Les tests de résistance mécanique ne démontrent pas de risque significatif concernant la stabilité du cèdre, à l'été 2024. Cependant, la pérennité, à moyen et long terme, ne peut être assurée et l'absence de dégât significatif du système racinaire n'a pas été démontrée. Selon l'étude et les mesures de C._______, le système d'ancrage n'a que peu été touché. Le chevelu racinaire a été réduit par les travaux, sur près de 20% de la surface. L'alimentation en matières nutritives, en eau et en air, de l'arbre a donc été touchée et cette dégradation pourrait se faire ressentir sur la partie aérienne que plusieurs années après les travaux. […]

Des travaux soignés doivent être entrepris par un arboriste reconnu par l'office des parcs et promenades, pour remettre en état la zone, avec le démontage du jacuzzi extérieur et du mur de soutènement. Ces travaux devront être effectués selon une méthodologie d'exécution spécifique, validée par l'Office des parcs et promenades, afin de ne pas impacter le système racinaire existant. La remise en état de cette zone en terre végétale permettrait de rendre l'espace disponible à la prospection racinaire selon la situation avant travaux. […] "  

A l'inspection locale, le responsable du service de l'arborisation de la commune a relevé qu'il estimait l'impact sur le domaine vital de l'arbre d'environ 20% avec la dalle et le mur qui imperméabilisent le sol, que la perte de l'espace perméable pour les racines est significative et que la remise en état permettrait de rendre à cet espace la perméabilité précédente.
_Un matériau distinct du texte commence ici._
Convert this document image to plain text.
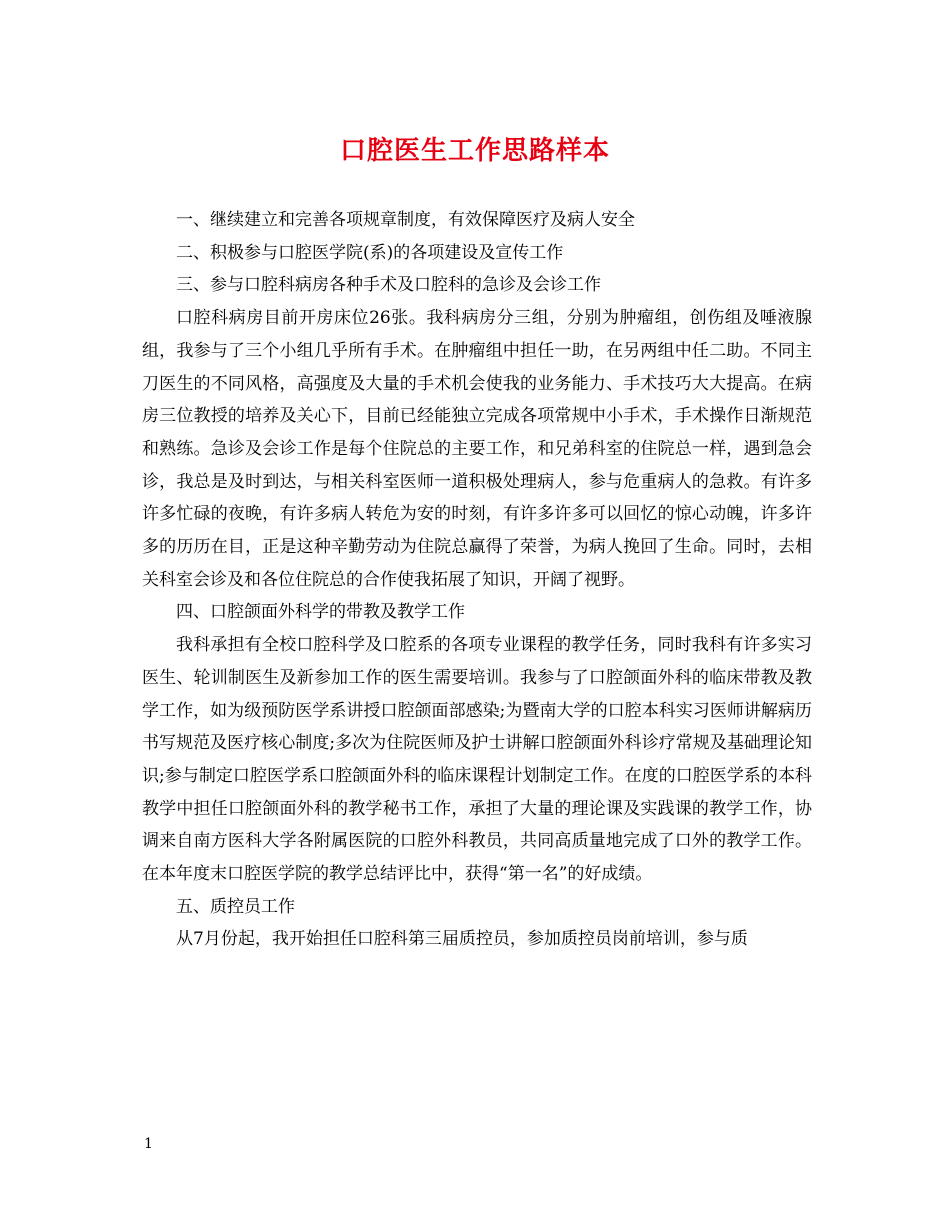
口腔医生工作思路样本

一、继续建立和完善各项规章制度，有效保障医疗及病人安全

二、积极参与口腔医学院(系)的各项建设及宣传工作

三、参与口腔科病房各种手术及口腔科的急诊及会诊工作

口腔科病房目前开房床位26张。我科病房分三组，分别为肿瘤组，创伤组及唾液腺组，我参与了三个小组几乎所有手术。在肿瘤组中担任一助，在另两组中任二助。不同主刀医生的不同风格，高强度及大量的手术机会使我的业务能力、手术技巧大大提高。在病房三位教授的培养及关心下，目前已经能独立完成各项常规中小手术，手术操作日渐规范和熟练。急诊及会诊工作是每个住院总的主要工作，和兄弟科室的住院总一样，遇到急会诊，我总是及时到达，与相关科室医师一道积极处理病人，参与危重病人的急救。有许多许多忙碌的夜晚，有许多病人转危为安的时刻，有许多许多可以回忆的惊心动魄，许多许多的历历在目，正是这种辛勤劳动为住院总赢得了荣誉，为病人挽回了生命。同时，去相关科室会诊及和各位住院总的合作使我拓展了知识，开阔了视野。

四、口腔颌面外科学的带教及教学工作

我科承担有全校口腔科学及口腔系的各项专业课程的教学任务，同时我科有许多实习医生、轮训制医生及新参加工作的医生需要培训。我参与了口腔颌面外科的临床带教及教学工作，如为级预防医学系讲授口腔颌面部感染;为暨南大学的口腔本科实习医师讲解病历书写规范及医疗核心制度;多次为住院医师及护士讲解口腔颌面外科诊疗常规及基础理论知识;参与制定口腔医学系口腔颌面外科的临床课程计划制定工作。在度的口腔医学系的本科教学中担任口腔颌面外科的教学秘书工作，承担了大量的理论课及实践课的教学工作，协调来自南方医科大学各附属医院的口腔外科教员，共同高质量地完成了口外的教学工作。在本年度末口腔医学院的教学总结评比中，获得“第一名”的好成绩。

五、质控员工作

从7月份起，我开始担任口腔科第三届质控员，参加质控员岗前培训，参与质

1
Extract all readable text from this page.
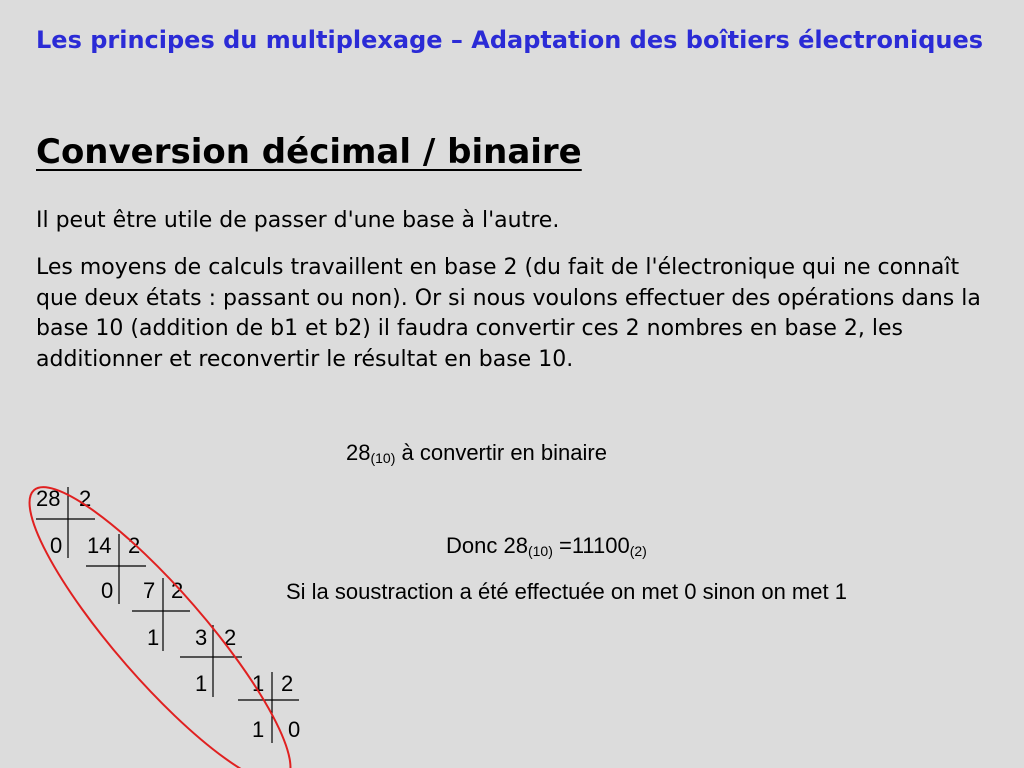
Les principes du multiplexage – Adaptation des boîtiers électroniques
Conversion décimal / binaire
Il peut être utile de passer d'une base à l'autre.
Les moyens de calculs travaillent en base 2 (du fait de l'électronique qui ne connaît que deux états : passant ou non). Or si nous voulons effectuer des opérations dans la base 10 (addition de b1 et b2) il faudra convertir ces 2 nombres en base 2, les additionner et reconvertir le résultat en base 10.
28(10) à convertir en binaire
Donc 28(10) =11100(2)
Si la soustraction a été effectuée on met 0 sinon on met 1
28 2
0 14 2
0 7 2
1 3 2
1 1 2
1 0
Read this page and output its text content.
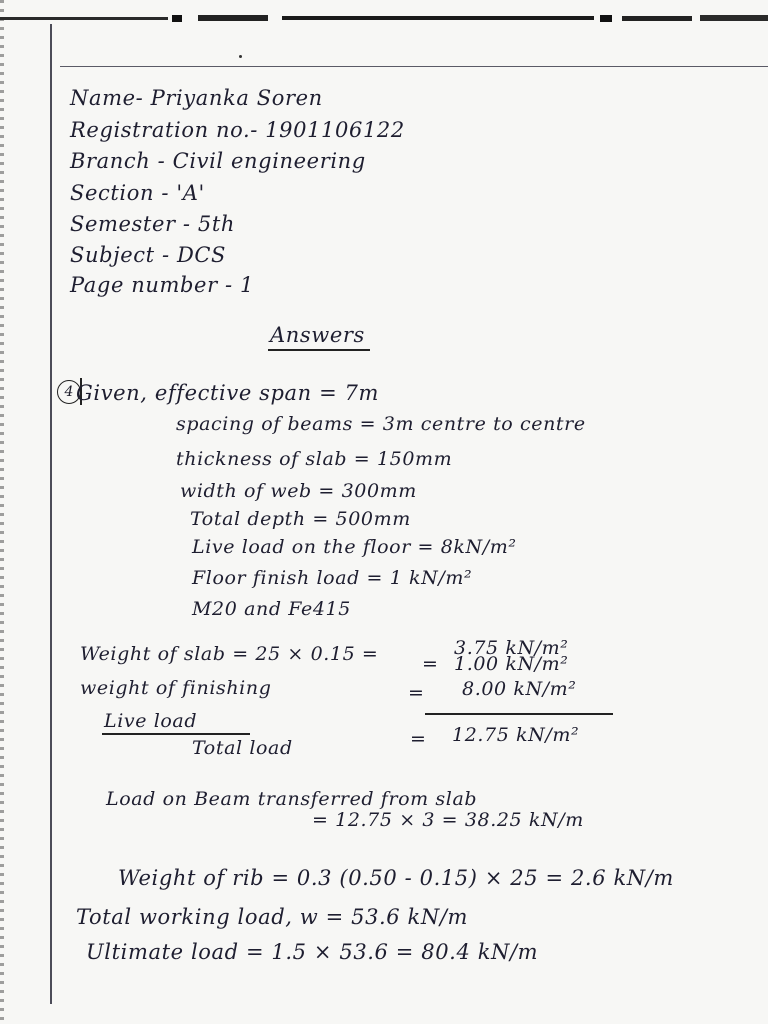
Name- Priyanka Soren
Registration no.- 1901106122
Branch - Civil engineering
Section - 'A'
Semester - 5th
Subject - DCS
Page number - 1
Answers
4 Given, effective span = 7m
spacing of beams = 3m centre to centre
thickness of slab = 150mm
width of web = 300mm
Total depth = 500mm
Live load on the floor = 8kN/m²
Floor finish load = 1 kN/m²
M20 and Fe415
Weight of slab = 25 × 0.15 =	3.75 kN/m²
weight of finishing
= 1.00 kN/m²
Live load
= 8.00 kN/m²
Total load	= 12.75 kN/m²
Load on Beam transferred from slab
= 12.75 × 3 = 38.25 kN/m
Weight of rib = 0.3 (0.50 - 0.15) × 25 = 2.6 kN/m
Total working load, w = 53.6 kN/m
Ultimate load = 1.5 × 53.6 = 80.4 kN/m
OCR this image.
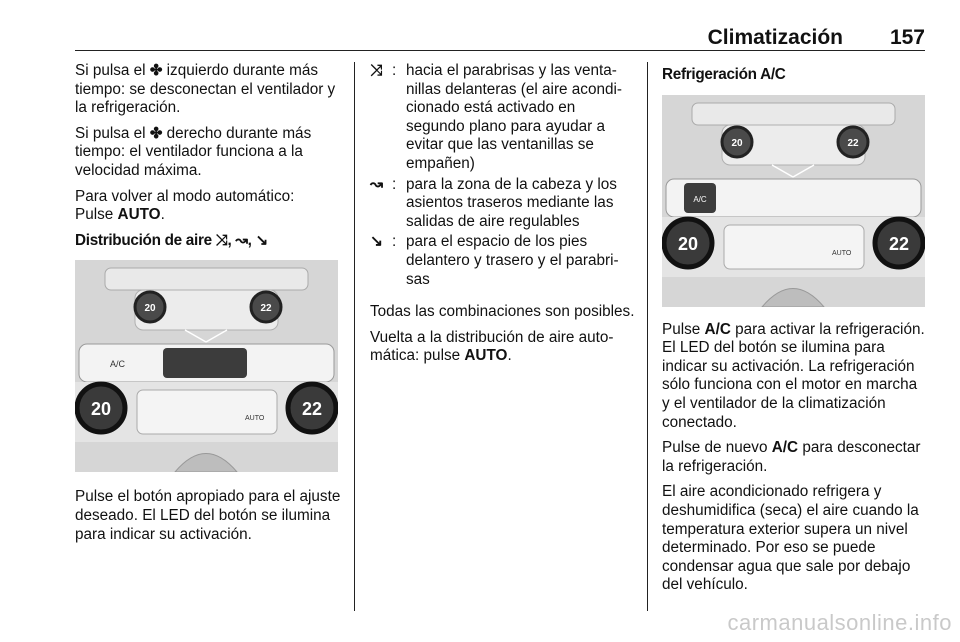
Climatización 157

Si pulsa el ✤ izquierdo durante más tiempo: se desconectan el ventilador y la refrigeración.

Si pulsa el ✤ derecho durante más tiempo: el ventilador funciona a la velocidad máxima.

Para volver al modo automático:
Pulse AUTO.

Distribución de aire ⤨, ↝, ↘
20	22
A/C
20	22
AUTO

Pulse el botón apropiado para el ajuste deseado. El LED del botón se ilumina para indicar su activación.

⤨ : hacia el parabrisas y las ventanillas delanteras (el aire acondicionado está activado en segundo plano para ayudar a evitar que las ventanillas se empañen)
↝ : para la zona de la cabeza y los asientos traseros mediante las salidas de aire regulables
↘ : para el espacio de los pies delantero y trasero y el parabrisas

Todas las combinaciones son posibles.

Vuelta a la distribución de aire automática: pulse AUTO.

Refrigeración A/C
20	22
A/C
20	22
AUTO

Pulse A/C para activar la refrigeración. El LED del botón se ilumina para indicar su activación. La refrigeración sólo funciona con el motor en marcha y el ventilador de la climatización conectado.

Pulse de nuevo A/C para desconectar la refrigeración.

El aire acondicionado refrigera y deshumidifica (seca) el aire cuando la temperatura exterior supera un nivel determinado. Por eso se puede condensar agua que sale por debajo del vehículo.

carmanualsonline.info
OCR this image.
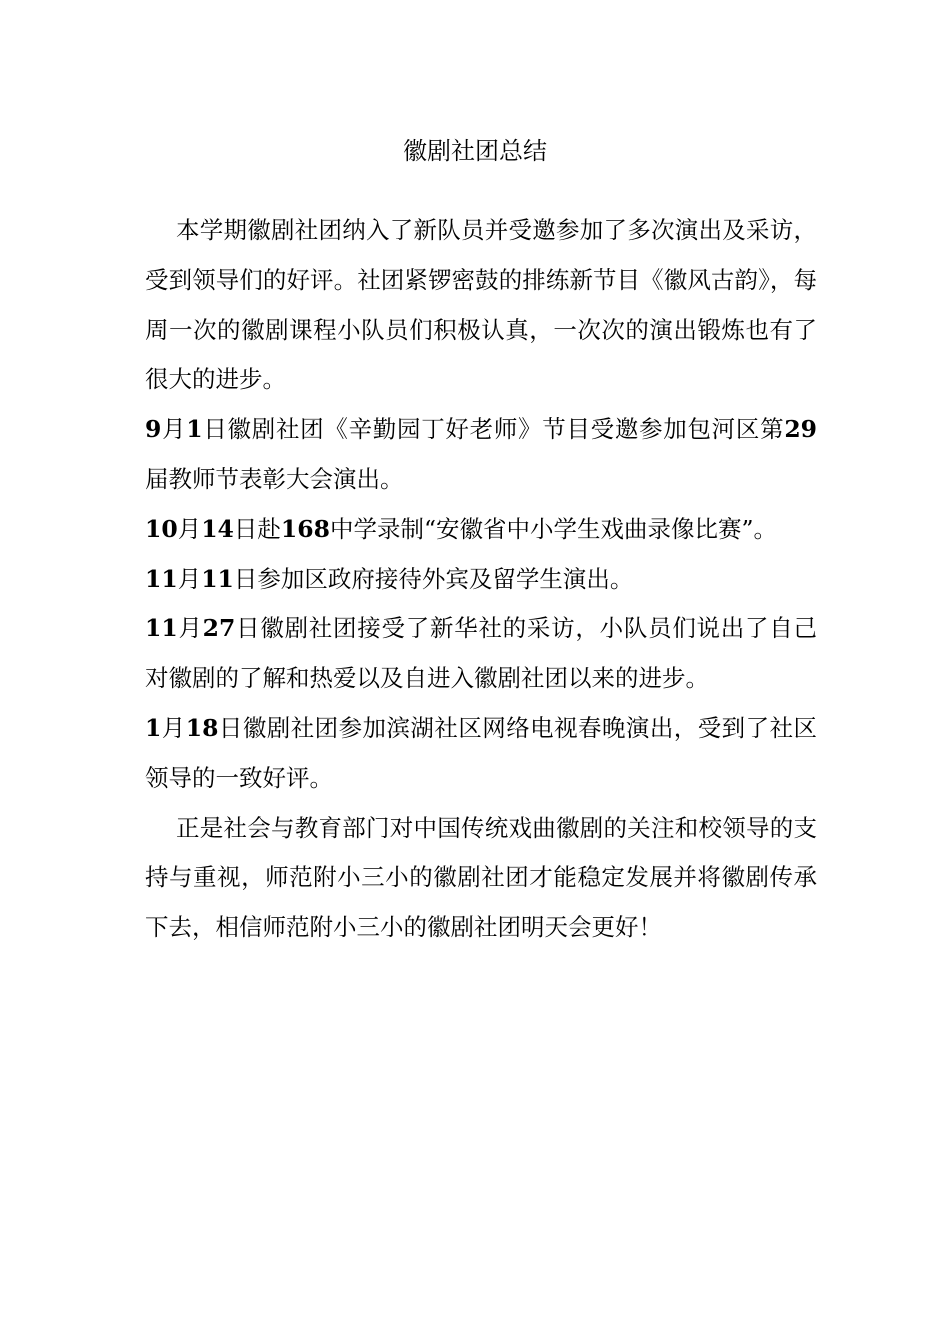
徽剧社团总结

本学期徽剧社团纳入了新队员并受邀参加了多次演出及采访，受到领导们的好评。社团紧锣密鼓的排练新节目《徽风古韵》，每周一次的徽剧课程小队员们积极认真，一次次的演出锻炼也有了很大的进步。

9月1日徽剧社团《辛勤园丁好老师》节目受邀参加包河区第29届教师节表彰大会演出。

10月14日赴168中学录制“安徽省中小学生戏曲录像比赛”。

11月11日参加区政府接待外宾及留学生演出。

11月27日徽剧社团接受了新华社的采访，小队员们说出了自己对徽剧的了解和热爱以及自进入徽剧社团以来的进步。

1月18日徽剧社团参加滨湖社区网络电视春晚演出，受到了社区领导的一致好评。

正是社会与教育部门对中国传统戏曲徽剧的关注和校领导的支持与重视，师范附小三小的徽剧社团才能稳定发展并将徽剧传承下去，相信师范附小三小的徽剧社团明天会更好！
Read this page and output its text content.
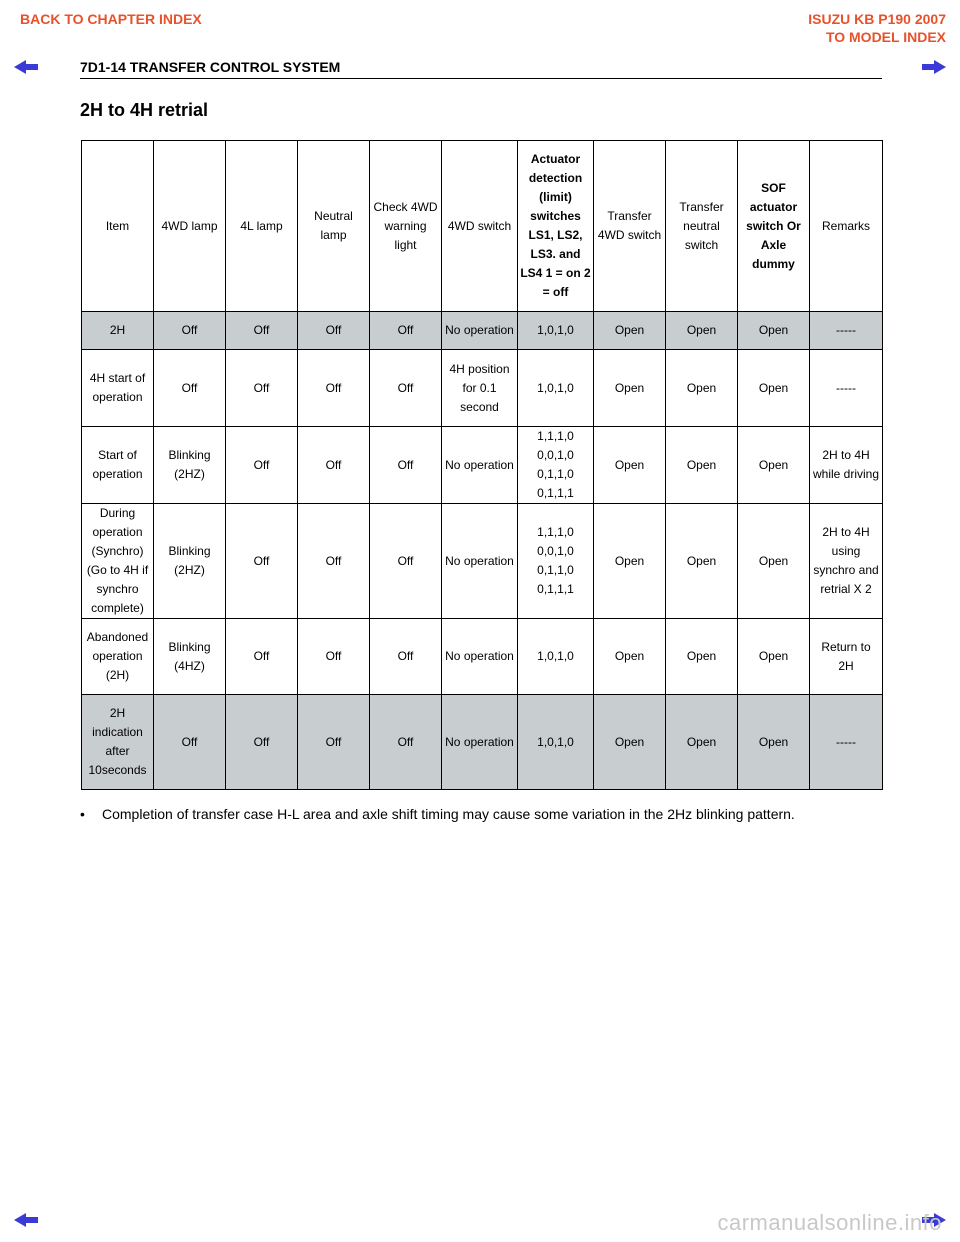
BACK TO CHAPTER INDEX	ISUZU KB P190 2007
TO MODEL INDEX
7D1-14 TRANSFER CONTROL SYSTEM
2H to 4H retrial
Item	4WD lamp	4L lamp	Neutral lamp	Check 4WD warning light	4WD switch	Actuator detection (limit) switches LS1, LS2, LS3. and LS4 1 = on 2 = off	Transfer 4WD switch	Transfer neutral switch	SOF actuator switch Or Axle dummy	Remarks
2H	Off	Off	Off	Off	No operation	1,0,1,0	Open	Open	Open	-----
4H start of operation	Off	Off	Off	Off	4H position for 0.1 second	1,0,1,0	Open	Open	Open	-----
Start of operation	Blinking (2HZ)	Off	Off	Off	No operation	1,1,1,0 0,0,1,0 0,1,1,0 0,1,1,1	Open	Open	Open	2H to 4H while driving
During operation (Synchro) (Go to 4H if synchro complete)	Blinking (2HZ)	Off	Off	Off	No operation	1,1,1,0 0,0,1,0 0,1,1,0 0,1,1,1	Open	Open	Open	2H to 4H using synchro and retrial X 2
Abandoned operation (2H)	Blinking (4HZ)	Off	Off	Off	No operation	1,0,1,0	Open	Open	Open	Return to 2H
2H indication after 10seconds	Off	Off	Off	Off	No operation	1,0,1,0	Open	Open	Open	-----
• Completion of transfer case H-L area and axle shift timing may cause some variation in the 2Hz blinking pattern.
carmanualsonline.info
d) Après l'inspection locale, un rapport écrit (réponse à des questions, art. 29 al. 1 let. e de la loi du 28 octobre 2008 sur la procédure administrative [LPA-VD]; BLV 173.36) a été demandé à la division de la DGE biodiversité et paysage (DGE-BIODIV), qui est l'organe cantonal spécialisé en matière de protection du patrimoine arboré ou naturel. La cheffe de la section "Nature dans l'espace bâti et paysage" s'est rendue sur place avec un collaborateur (gestionnaire nature) le 31 mars 2025. Ils ont eu connaissance des documents cités plus haut. Leur rapport, du 25 avril 2025, expose en particulier ce qui suit:

"1. Un impact peut-il être constaté deux après les travaux, selon l'expérience générale?

Réponse: Non. L'état général de l'arbre est bon, la cime est saine, il n'y a aucune présence de champignons au sol indiquant que des racines sont mortes ou affaiblies. Il n'y a aucun signe anormal de dépérissement tels que des branches mortes ou feuillage moins dense. Selon toute vraisemblance, l'arbre continue à pousser. Des travaux de remontée de couronne ont été effectués sur le cèdre, on y voit des plaies de coupes qui se referment. Il s'agit d'une technique d'élagage qui consiste à couper les branches basses d'un arbre et supprimer les branches sèches, pour dégager l'espace au sol, dans le cas présent probablement pour permettre le passage d'engins de chantier. Ces travaux de coupe ont été faits "dans les règles de l'art", à savoir qu'ils ont été faits de manière nette et propre sans occasionner de blessures à l'arbre.

 

2. Les constatations du rapport du 25.07.2024 permettent-elles ou non d'exclure, selon toute vraisemblance, un impact à long terme?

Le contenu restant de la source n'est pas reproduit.